Rules for internal functions

Question

I'm at my string rewrite systems again. I always implemented these as rules on function arguments. For example, assume a rule is you can drop all arguments 0:

F[x___,0,y___]:=F[x,y];

F[1,0]

No problem. But now assume my task is to insert a pair of formal brackets (call them A and Z) everywhere in F:

(*In*) F[1,2]

(*Out*) {F[A,1,Z,2],F[1,A,2,Z],F[A,1,2,Z]}

Doable - I replace F by List, run over all position pairs, replace List back to F, whoopsie, forgot that I can have nested F expressions...a nuisance. Then I had the idea: Why not define on List directly?

List[x___,a,y___]:=List[x,y];

(*Special Epic Fail*)

My question: Am I right that you can't make rules on internal functions of Mathematica at all, to protect the innocent?

Log[x_]:=Sin[x];

(*Generic Epic Fail*)

Or is there a limited possibility? Of course, since all Mathematica is based on List, it has to be protected at all costs, but, say, replacing all Exp[x]=Cos[x]+I*Sin[x] on the fly doesn't look that desastrous...

SetAttributes[Log, Flat]

Log[Log[a]]

(Silly, but this shows that Protected doesn't protect against all shenanigans.)

Answer 1

It is a very bad idea to redefine built in functions. Therefore, built in have the attribute "Protected".
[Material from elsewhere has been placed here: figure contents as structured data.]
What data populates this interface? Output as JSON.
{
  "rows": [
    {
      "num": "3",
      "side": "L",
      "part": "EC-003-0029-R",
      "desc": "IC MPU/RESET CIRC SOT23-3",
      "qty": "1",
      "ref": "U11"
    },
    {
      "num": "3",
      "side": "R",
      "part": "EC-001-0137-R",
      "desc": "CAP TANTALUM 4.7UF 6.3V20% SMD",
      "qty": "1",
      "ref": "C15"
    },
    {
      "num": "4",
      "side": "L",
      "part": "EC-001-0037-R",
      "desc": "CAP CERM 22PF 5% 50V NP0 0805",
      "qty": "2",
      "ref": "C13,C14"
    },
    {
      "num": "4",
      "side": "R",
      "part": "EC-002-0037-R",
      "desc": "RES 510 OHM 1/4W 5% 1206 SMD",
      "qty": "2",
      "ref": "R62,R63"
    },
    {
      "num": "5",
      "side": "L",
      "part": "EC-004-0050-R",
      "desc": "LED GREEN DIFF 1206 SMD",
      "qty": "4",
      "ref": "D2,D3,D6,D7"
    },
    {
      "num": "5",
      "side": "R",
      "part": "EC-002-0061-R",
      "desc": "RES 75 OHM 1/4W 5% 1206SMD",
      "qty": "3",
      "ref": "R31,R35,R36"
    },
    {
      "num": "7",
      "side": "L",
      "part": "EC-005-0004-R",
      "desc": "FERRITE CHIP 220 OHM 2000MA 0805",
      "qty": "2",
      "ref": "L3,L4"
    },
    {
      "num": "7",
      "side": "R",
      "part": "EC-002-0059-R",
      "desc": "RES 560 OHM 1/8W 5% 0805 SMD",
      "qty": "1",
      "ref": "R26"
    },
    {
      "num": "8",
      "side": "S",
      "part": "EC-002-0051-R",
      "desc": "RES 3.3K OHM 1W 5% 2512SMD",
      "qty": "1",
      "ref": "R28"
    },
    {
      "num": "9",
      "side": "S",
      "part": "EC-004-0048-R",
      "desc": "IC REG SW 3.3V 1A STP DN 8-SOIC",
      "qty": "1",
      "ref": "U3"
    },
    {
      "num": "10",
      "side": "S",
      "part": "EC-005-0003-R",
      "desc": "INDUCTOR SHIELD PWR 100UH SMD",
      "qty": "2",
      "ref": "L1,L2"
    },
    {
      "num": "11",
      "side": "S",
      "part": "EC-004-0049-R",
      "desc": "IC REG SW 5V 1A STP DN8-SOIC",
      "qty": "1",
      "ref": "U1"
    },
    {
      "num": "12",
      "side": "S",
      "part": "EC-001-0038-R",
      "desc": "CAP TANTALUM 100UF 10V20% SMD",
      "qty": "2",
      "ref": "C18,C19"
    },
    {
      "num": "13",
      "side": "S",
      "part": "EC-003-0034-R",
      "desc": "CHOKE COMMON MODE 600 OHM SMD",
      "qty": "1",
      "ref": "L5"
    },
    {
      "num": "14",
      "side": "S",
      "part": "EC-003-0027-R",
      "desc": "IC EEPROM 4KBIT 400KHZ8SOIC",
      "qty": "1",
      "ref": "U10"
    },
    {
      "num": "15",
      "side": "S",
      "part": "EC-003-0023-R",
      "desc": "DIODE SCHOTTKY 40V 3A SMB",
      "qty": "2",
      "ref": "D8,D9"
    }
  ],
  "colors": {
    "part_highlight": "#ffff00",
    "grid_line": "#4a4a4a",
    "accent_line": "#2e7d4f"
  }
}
However, you may store an assignment containing a built in under a different name by the operator "/:". E.g. your example with Exp[x];

x /: Exp[x] := Cos[x] + I*Sin[x]

This is now tied to the variable "x" and if you write:

Exp[x]

it is automatically changed to:

Cos[x] + I Sin[x]

Or your example where you delete "a" in any list:

a /: {x___, a, y___} = {x, y}

{1, a, 2, a, 3}

(* {1, 2, 3} *)